Humphrey v. Martin

BRIDGES, J.,

concurring:

¶ 20. I join the majority in their finding that the appellant is in willful civil con*557tempt of the order issued by the Hinds County Chancery Court and that this appeal is, by any definition, a frivolous one. Although this Court awards fifteen percent damages pursuant to Miss.Code Ann. § 11-3-23 to the appellee, I would urge further penalties be assessed against the appellant in an effort to discourage similar future appeals that are a blatant waste of taxpayer dollars and the appellate courts’ limited time. Let me clarify an important point at the outset: a vast majority of the appeals that pass before this Court are worthy of review and present issues that genuinely reflect gaps in case law or require applications of statutes to a peculiar set of facts. However, this Court would be remiss if we did not address the small percentage of cases that impede the review of those most in need of judicial scrutiny.

¶ 21. The power of the appellate courts to sanction those who invoke its jurisdiction can be found in numerous statutes, cases and court rules. While most cases and statutes refer specifically to the supreme court when defining appellate court jurisdiction, this Court’s power to operate unfettered under those same_ guidelines has been recognized by the supreme court. State Farm Mutual Insurance Co. v. Eakins, 748 So.2d 765 (¶ 12) (Miss.1999). Of course, constitutional matters and other issues reserved exclusively to the supreme court are another matter. Sanctions, however, are not within those narrow exceptions.

¶22. There are several statutes in the Mississippi Code that vest the power to sanction parties to the discretion of the court handling the case. Mississippi Code § 73-3-301 refers to an appellate court’s power to maintain control over the practice and proceedings before it. The 1988 Litigation Accountability Act can also serve as a foundation for sanctions. Within that act, Mississippi Code §§ 11-55-3 through 11-55-55 define what constitutes a frivolous appeal, who is subject to those guidelines, and what powers courts have in dealing with those parties that fail to pass muster under the statutes. Those powers include, but are not limited to sua sponte motions by the court for costs. Miss.Code Ann. § 11-55-5 (Rev.1991). Reading these statutes together, one can glean a general deference to the sitting court, whether trial or appellate, and its power to do as it sees fit when exercising control over those that submit themselves to its jurisdiction.

¶ 23. Several cases contain language addressing the nature of the appellate courts to sanction attorneys before them. The Mississippi Supreme Court addressed the constitutional underpinnings of the issue in Ivy v. Merchant saying: .

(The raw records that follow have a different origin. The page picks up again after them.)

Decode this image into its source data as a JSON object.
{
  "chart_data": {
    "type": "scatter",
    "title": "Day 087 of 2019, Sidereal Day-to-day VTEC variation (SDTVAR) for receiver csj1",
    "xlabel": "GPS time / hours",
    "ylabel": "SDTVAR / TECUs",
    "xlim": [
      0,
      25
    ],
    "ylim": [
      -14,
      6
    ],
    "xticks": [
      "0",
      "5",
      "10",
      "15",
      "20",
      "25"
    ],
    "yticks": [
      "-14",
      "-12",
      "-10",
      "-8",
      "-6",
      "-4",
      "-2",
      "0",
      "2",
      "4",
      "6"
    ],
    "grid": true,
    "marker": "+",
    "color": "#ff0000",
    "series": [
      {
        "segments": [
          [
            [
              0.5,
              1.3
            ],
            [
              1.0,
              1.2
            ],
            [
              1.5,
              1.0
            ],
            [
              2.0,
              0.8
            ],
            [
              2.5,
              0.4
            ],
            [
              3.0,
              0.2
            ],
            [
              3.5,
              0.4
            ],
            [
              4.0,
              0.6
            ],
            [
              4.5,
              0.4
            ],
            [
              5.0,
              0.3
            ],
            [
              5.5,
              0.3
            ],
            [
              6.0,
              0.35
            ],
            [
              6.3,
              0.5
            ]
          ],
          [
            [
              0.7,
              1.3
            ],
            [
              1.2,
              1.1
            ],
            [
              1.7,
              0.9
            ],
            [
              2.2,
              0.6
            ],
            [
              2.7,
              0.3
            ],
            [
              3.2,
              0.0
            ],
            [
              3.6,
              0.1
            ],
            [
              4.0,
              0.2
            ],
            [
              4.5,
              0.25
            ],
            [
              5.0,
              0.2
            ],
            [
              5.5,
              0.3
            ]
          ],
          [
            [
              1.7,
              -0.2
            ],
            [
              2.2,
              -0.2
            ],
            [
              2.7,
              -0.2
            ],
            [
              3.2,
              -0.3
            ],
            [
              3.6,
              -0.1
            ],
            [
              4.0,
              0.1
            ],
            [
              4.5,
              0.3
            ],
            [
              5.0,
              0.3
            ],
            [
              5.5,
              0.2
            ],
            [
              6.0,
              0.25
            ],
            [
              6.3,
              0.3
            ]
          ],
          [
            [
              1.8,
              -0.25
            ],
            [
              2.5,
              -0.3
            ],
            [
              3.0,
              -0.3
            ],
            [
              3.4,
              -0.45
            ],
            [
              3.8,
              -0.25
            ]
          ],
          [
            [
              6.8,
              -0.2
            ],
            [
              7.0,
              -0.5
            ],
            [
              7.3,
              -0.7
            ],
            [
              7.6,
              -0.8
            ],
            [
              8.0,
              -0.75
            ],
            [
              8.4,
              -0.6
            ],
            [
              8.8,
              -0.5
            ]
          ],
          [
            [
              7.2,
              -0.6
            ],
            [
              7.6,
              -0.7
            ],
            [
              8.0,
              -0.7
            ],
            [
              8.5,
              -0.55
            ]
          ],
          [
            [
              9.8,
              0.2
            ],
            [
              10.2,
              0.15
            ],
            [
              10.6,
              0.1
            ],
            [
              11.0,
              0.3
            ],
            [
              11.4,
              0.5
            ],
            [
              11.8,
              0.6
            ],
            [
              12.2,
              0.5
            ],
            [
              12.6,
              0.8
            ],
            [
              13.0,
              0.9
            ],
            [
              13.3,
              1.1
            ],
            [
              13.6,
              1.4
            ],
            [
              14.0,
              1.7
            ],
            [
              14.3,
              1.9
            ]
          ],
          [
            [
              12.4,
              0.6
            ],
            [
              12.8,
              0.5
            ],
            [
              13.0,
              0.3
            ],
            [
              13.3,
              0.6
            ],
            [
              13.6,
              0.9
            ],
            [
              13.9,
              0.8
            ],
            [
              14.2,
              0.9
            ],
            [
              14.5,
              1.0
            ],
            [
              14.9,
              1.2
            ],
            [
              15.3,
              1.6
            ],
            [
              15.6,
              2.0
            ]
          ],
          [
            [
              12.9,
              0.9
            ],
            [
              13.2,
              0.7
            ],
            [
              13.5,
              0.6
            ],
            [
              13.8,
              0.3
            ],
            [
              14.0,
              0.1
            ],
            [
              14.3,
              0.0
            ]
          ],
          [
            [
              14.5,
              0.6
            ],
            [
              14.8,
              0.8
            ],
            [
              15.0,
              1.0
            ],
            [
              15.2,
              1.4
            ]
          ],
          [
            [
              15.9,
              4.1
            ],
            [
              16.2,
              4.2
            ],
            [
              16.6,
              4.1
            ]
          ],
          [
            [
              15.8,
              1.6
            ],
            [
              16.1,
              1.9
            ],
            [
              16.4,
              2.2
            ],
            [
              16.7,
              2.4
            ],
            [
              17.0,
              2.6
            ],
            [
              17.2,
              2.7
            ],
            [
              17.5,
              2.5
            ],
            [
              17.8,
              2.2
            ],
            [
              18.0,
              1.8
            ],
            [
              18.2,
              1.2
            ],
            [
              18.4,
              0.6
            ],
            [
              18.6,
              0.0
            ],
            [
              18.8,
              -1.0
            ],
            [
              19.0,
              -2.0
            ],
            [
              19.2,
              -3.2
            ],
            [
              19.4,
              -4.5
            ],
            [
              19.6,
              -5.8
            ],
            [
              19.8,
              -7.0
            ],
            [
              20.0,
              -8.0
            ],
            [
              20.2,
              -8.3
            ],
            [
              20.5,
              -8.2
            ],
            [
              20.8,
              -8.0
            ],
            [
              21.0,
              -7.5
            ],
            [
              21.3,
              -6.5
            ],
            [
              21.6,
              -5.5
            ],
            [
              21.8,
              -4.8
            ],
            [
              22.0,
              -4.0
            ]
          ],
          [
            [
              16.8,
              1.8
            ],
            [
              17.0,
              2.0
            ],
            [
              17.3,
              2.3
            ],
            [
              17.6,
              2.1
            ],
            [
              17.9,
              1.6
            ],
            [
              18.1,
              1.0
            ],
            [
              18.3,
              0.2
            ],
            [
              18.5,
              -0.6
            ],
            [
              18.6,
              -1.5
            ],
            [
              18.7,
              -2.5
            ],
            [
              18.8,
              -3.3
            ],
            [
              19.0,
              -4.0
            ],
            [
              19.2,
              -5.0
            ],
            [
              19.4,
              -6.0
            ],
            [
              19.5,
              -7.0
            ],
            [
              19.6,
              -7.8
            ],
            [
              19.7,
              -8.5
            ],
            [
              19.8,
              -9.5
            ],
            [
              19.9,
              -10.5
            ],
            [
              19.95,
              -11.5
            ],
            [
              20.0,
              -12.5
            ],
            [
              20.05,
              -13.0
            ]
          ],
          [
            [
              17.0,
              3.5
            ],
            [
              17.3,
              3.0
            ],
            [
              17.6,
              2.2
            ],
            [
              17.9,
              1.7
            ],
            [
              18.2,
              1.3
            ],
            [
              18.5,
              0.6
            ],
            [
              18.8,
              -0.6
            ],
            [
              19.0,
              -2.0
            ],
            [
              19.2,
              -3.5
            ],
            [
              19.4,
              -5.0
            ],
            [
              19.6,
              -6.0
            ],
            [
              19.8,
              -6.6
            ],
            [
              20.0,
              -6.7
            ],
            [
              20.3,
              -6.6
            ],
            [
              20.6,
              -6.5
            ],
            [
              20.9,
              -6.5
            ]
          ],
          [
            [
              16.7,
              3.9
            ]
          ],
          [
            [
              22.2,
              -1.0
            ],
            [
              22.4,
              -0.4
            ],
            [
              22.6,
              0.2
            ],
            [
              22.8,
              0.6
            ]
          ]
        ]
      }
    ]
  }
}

Ivy is subject to Rule 38 sanctions for filing a frivolous lawsuit in this Court. We cannot allow rampant, frivolous filings to clog up a judicial system replete with meritorious claims. This inherent power to promulgate procedural rules emanates from Article 6 Section 144 of the Mississippi Constitution vesting the judicial powers in the courts. Matthews v. State, 288 So.2d 714, 715 (Miss.1974).

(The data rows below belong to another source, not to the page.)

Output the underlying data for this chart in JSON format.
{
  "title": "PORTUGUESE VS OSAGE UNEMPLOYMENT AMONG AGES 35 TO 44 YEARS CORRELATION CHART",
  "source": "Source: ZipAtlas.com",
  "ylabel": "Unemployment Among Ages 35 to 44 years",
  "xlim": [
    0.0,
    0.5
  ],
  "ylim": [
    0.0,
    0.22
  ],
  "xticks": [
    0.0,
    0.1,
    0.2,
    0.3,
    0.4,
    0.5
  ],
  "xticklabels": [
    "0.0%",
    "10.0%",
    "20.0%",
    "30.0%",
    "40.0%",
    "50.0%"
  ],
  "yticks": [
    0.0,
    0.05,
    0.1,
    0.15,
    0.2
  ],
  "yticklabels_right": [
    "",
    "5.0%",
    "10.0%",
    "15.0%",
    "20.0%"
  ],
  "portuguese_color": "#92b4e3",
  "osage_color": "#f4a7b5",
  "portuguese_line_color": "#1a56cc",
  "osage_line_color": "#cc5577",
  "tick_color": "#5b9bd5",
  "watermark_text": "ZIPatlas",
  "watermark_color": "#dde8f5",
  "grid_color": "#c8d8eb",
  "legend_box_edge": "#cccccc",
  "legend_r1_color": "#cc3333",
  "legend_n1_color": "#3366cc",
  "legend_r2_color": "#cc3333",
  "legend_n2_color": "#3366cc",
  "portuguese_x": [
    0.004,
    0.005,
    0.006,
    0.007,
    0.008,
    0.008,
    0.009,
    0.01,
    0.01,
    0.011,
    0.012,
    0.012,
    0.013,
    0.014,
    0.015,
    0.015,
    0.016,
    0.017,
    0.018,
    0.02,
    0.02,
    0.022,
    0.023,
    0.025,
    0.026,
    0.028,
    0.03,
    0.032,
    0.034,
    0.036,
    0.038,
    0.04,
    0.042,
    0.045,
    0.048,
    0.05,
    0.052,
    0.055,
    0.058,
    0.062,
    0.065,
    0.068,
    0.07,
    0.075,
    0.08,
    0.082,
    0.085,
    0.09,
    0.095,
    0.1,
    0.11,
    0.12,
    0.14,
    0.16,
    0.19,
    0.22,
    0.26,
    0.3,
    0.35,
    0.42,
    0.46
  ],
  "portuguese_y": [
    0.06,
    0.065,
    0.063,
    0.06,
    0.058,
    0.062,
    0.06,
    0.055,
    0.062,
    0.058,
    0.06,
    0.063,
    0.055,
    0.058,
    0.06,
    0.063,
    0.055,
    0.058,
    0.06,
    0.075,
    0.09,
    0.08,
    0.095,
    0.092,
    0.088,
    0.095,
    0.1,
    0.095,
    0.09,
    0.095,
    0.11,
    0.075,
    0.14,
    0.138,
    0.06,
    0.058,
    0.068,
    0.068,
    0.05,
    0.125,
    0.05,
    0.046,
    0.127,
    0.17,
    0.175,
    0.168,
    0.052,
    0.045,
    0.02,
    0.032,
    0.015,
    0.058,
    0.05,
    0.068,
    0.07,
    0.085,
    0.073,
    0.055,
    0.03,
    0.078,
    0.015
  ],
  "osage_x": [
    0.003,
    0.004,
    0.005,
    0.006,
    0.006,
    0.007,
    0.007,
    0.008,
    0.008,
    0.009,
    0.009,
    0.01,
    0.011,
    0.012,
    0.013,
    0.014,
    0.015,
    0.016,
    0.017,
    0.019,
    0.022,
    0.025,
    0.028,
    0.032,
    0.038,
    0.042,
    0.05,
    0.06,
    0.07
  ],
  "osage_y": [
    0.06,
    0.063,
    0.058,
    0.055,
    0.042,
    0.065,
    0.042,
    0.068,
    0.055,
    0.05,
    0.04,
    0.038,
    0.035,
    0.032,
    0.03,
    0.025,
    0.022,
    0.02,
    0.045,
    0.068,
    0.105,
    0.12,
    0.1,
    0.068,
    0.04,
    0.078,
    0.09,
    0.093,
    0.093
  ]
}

Ivy v. Merchant, 666 So.2d 445, 450-51 (Miss.1995). Further, the supreme court’s discussion of other available authoritative sources allowing assessment of sanctions can be found in In Re Thompson, when it said:

This Court considers penalties and sanctions against attorneys. Our authority and jurisdiction to assess penalties or impose sanctions against attorneys arises from varied sources, embracing specific rules as well as broad declarations. Illustrative, and not by way of limitation, of the specific rules pronouncing this Court’s authority to assess penalties or sanction attorneys, are Miss. Sup.Ct. R. 1, 2, 28, 34, 36, 38, and 46, as well as Miss.Code Ann. § 73-3-301 (1989).

In Re John C. Thomson, 666 So.2d 464, 472 (Miss.1995).

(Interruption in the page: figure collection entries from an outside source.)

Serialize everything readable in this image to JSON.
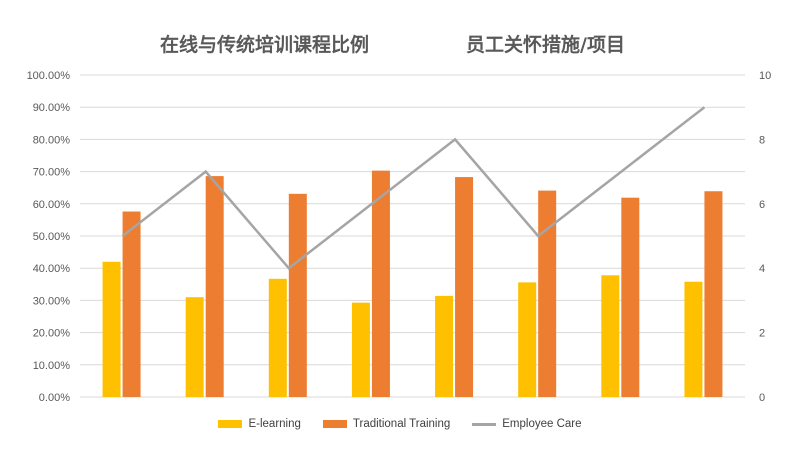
{
  "titles": {
    "left": "在线与传统培训课程比例",
    "right": "员工关怀措施/项目"
  },
  "chart_data": {
    "type": "bar",
    "categories": [
      "",
      "",
      "",
      "",
      "",
      "",
      "",
      ""
    ],
    "series": [
      {
        "name": "E-learning",
        "axis": "left",
        "kind": "bar",
        "color": "#FFC000",
        "values": [
          42.0,
          31.0,
          36.7,
          29.3,
          31.4,
          35.6,
          37.8,
          35.8
        ]
      },
      {
        "name": "Traditional Training",
        "axis": "left",
        "kind": "bar",
        "color": "#ED7D31",
        "values": [
          57.6,
          68.6,
          63.1,
          70.3,
          68.3,
          64.1,
          61.9,
          63.9
        ]
      },
      {
        "name": "Employee Care",
        "axis": "right",
        "kind": "line",
        "color": "#A5A5A5",
        "values": [
          5,
          7,
          4,
          6,
          8,
          5,
          7,
          9
        ]
      }
    ],
    "y_left": {
      "min": 0,
      "max": 100,
      "ticks": [
        "0.00%",
        "10.00%",
        "20.00%",
        "30.00%",
        "40.00%",
        "50.00%",
        "60.00%",
        "70.00%",
        "80.00%",
        "90.00%",
        "100.00%"
      ]
    },
    "y_right": {
      "min": 0,
      "max": 10,
      "ticks": [
        "0",
        "2",
        "4",
        "6",
        "8",
        "10"
      ]
    },
    "grid": true,
    "legend_position": "bottom"
  },
  "legend": [
    {
      "label": "E-learning",
      "color": "#FFC000",
      "type": "bar"
    },
    {
      "label": "Traditional Training",
      "color": "#ED7D31",
      "type": "bar"
    },
    {
      "label": "Employee Care",
      "color": "#A5A5A5",
      "type": "line"
    }
  ]
}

¶ 24. Justice Smith, in a separate opinion, reinforced the notion of the sitting *558court acting on its own volition when necessary saying that “[t]he only possible means of considering sanctions at all is through Rule 46(d), which allows sanctions, sua sponte.” In Re Thomson, 666 So.2d at 484.

¶ 25. Having laid that foundation, I would simply note that Miss.Code § 11-3-23 and/or Rule 38 of the Mississippi Rules of Appellate Procedure are not the only avenues down which this Court must trod in order to sanction a party for a bringing a meritless claim. The facts and nature of this case, I believe, demand further action. Accordingly, in addition to the penalties already assessed, I would sanction the appellant’s attorney $500 for filing this frivolous appeal and award appellee one-half of the attorney’s fees given at the trial level in accordance with established appellate practice. Clements v. Young, 481 So.2d 263, 271 (Miss.1985).

MOORE AND THOMAS, JJ., JOIN THIS SEPARATE OPINION.